Garda whistleblower John Wilson has sought a meeting with the newly appointed justice minister over fresh claims of Garda misconduct.
The retired garda’s request for face-to-face talks with Frances Fitzgerald comes as the Government yesterday said the new claims were “very serious” and would be dealt with promptly.
Despite the pledge, Leo Varadkar, the transport minister, warned it was now clear that the Department of Justice was not fit for purpose and that An Garda Síochána was in crisis.
Mr Wilson is chairman of campaign group Justice4All, a forum which includes several Independent TDs. The group have given 22 affidavits about allegations to the Department of Justice and 27 to the Department of the Taoiseach.
These claims include:
- The family of a man who say his death was not by misadventure and want another hearing. They claim no convictions were made as the person involved has connections with garda;
- A psychiatric nurse who says he witnessed the death of a patient in Garda handcuffs and who says he was subjected to ongoing harassment by gardaí after he went public with his claims;
- A doctor who claims some of his patients were brutalised while in Garda custody and that he was intimidated after refusing to keep quiet about the cases.
Mr Wilson’s letter, seen by the Irish Examiner, was sent to Ms Fitzgerald last week just after Alan Shatter resigned as minister. It says: “The replies received back from your predecessor were not sufficient. We still await the Taoiseach’s replies.
“Justice4All.ie seek to meet with you, Minister.
“We would value the opportunity to discuss our experiences face to face with you.
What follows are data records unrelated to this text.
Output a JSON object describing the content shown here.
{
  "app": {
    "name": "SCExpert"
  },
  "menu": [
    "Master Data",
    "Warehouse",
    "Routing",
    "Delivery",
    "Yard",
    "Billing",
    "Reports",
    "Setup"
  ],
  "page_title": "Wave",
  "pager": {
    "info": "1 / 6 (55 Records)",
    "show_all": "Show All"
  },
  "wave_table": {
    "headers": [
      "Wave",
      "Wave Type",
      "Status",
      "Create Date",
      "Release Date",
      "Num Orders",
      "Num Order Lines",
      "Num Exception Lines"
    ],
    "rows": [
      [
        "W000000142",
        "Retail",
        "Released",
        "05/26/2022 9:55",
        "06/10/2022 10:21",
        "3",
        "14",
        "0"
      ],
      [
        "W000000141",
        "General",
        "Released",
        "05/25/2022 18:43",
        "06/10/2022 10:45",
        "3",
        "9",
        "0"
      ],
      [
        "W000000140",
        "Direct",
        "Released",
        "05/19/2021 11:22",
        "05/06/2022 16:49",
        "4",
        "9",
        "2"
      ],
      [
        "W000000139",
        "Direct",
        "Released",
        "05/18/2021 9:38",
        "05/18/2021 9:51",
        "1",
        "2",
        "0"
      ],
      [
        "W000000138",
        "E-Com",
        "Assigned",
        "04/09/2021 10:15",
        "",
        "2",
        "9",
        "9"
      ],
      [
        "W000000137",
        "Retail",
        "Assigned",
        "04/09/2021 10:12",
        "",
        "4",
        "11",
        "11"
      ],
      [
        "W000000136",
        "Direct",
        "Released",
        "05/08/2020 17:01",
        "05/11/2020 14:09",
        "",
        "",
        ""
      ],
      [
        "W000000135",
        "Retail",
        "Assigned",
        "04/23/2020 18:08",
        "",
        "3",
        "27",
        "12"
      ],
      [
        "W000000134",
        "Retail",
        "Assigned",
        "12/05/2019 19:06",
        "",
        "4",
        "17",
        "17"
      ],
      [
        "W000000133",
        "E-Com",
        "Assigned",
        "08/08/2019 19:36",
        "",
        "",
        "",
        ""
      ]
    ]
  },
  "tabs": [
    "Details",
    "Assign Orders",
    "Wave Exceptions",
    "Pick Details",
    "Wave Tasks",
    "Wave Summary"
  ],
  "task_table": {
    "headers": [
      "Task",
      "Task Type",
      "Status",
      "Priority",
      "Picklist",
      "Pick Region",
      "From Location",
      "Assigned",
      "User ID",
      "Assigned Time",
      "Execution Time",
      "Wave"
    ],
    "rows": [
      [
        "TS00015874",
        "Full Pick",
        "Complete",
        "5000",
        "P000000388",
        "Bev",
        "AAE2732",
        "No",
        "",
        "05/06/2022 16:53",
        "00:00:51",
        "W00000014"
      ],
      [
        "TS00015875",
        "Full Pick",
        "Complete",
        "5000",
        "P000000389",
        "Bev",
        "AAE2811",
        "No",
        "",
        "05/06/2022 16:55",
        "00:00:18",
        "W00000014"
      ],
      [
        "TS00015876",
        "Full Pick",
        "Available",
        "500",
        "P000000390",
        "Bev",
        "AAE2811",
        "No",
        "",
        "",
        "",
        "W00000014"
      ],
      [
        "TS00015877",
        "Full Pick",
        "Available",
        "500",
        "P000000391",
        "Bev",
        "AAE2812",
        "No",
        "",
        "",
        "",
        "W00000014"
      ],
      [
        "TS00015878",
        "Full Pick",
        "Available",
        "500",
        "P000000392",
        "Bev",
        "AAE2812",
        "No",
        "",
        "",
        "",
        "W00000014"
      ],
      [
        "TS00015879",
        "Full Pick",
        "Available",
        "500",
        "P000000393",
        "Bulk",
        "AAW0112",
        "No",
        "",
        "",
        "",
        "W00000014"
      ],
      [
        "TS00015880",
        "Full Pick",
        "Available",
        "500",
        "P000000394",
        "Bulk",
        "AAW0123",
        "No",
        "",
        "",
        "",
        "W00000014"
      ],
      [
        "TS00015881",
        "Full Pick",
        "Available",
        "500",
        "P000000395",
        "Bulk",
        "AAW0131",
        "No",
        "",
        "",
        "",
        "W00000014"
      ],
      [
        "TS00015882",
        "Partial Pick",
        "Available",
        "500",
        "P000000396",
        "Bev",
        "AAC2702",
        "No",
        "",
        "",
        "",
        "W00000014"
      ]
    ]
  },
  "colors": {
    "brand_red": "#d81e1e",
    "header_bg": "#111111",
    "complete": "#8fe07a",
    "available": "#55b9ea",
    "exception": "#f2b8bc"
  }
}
We believe that, by having a discussion with you, you will be made aware first hand of how the system has let down the citizens.
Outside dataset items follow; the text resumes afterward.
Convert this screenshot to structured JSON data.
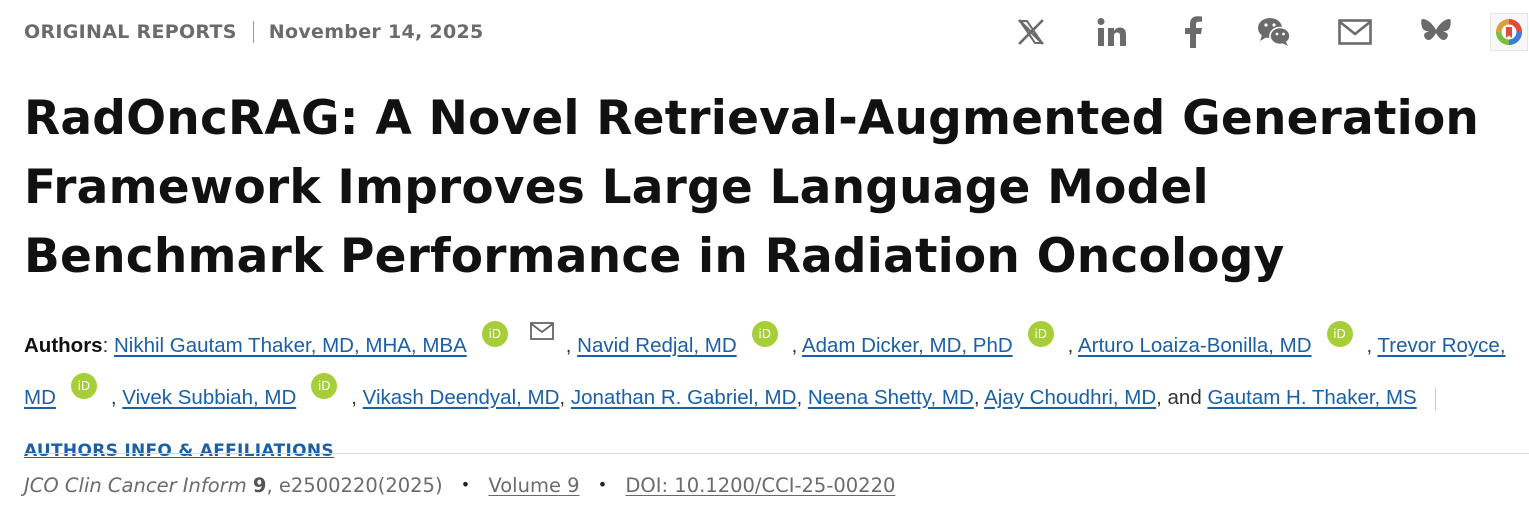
{
  "header": {
    "section_label": "ORIGINAL REPORTS",
    "date": "November 14, 2025"
  },
  "share": [
    {
      "name": "x-icon",
      "label": "X"
    },
    {
      "name": "linkedin-icon",
      "label": "LinkedIn"
    },
    {
      "name": "facebook-icon",
      "label": "Facebook"
    },
    {
      "name": "wechat-icon",
      "label": "WeChat"
    },
    {
      "name": "email-icon",
      "label": "Email"
    },
    {
      "name": "bluesky-icon",
      "label": "Bluesky"
    },
    {
      "name": "altmetric-icon",
      "label": "Altmetric"
    }
  ],
  "article": {
    "title": "RadOncRAG: A Novel Retrieval-Augmented Generation Framework Improves Large Language Model Benchmark Performance in Radiation Oncology"
  },
  "authors": {
    "label": "Authors",
    "colon": ": ",
    "list": [
      "Nikhil Gautam Thaker, MD, MHA, MBA",
      "Navid Redjal, MD",
      "Adam Dicker, MD, PhD",
      "Arturo Loaiza-Bonilla, MD",
      "Trevor Royce, MD",
      "Vivek Subbiah, MD",
      "Vikash Deendyal, MD",
      "Jonathan R. Gabriel, MD",
      "Neena Shetty, MD",
      "Ajay Choudhri, MD",
      "Gautam H. Thaker, MS"
    ],
    "comma": ", ",
    "and": ", and ",
    "orcid_text": "iD",
    "info_link": "AUTHORS INFO & AFFILIATIONS"
  },
  "citation": {
    "journal": "JCO Clin Cancer Inform",
    "volume_num": "9",
    "article_id": ", e2500220(2025)",
    "bullet": "•",
    "volume_link": "Volume 9",
    "doi_link": "DOI: 10.1200/CCI-25-00220"
  },
  "colors": {
    "link": "#1b5fa5",
    "orcid": "#a6ce39",
    "muted": "#6b6b6b"
  }
}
“We believe that we can be of great assistance to you in getting a better Garda force and a better GSOC in place.”
Tánaiste Eamon Gilmore said the latest claims against gardaí were “very serious”.
“The important thing is that the allegations are examined and investigated as quickly as possible,” he said.
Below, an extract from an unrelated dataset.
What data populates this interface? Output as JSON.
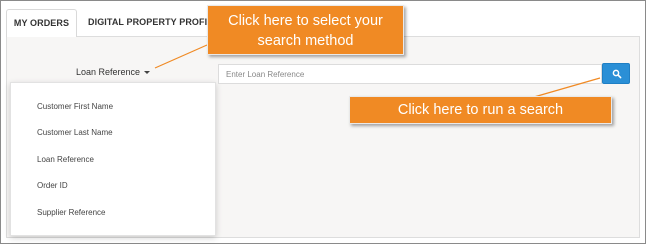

The Cabinet tomorrow will discuss options for a statutory inquiry on separate claims against gardaí by whistleblower Sgt Maurice McCabe and how they were not properly handled by the force or the Department of Justice. Sgt McCabe has said he feels vindicated, after the Guerin report last week recommended the full inquiry.
It found there was no independent investigation into Sgt McCabe’s concerns and that Mr Shatter failed under his statutory responsibilities to act on the Garda’s claims.
Sgt McCabe had his full access to the Garda Pulse system restored on Saturday.
The Oireachtas justice committee will this week begin hearings on changes to the oversight of the force, with contributions from campaign groups as well as representative bodies.
However, Mr Varadkar yesterday warned the force was in “crisis”, and suggested the Department of Justice was “not fit for purpose”.
Fianna Fáil TD Seán Fleming said there was “too much of a cosy relationship” between senior department officials and the force.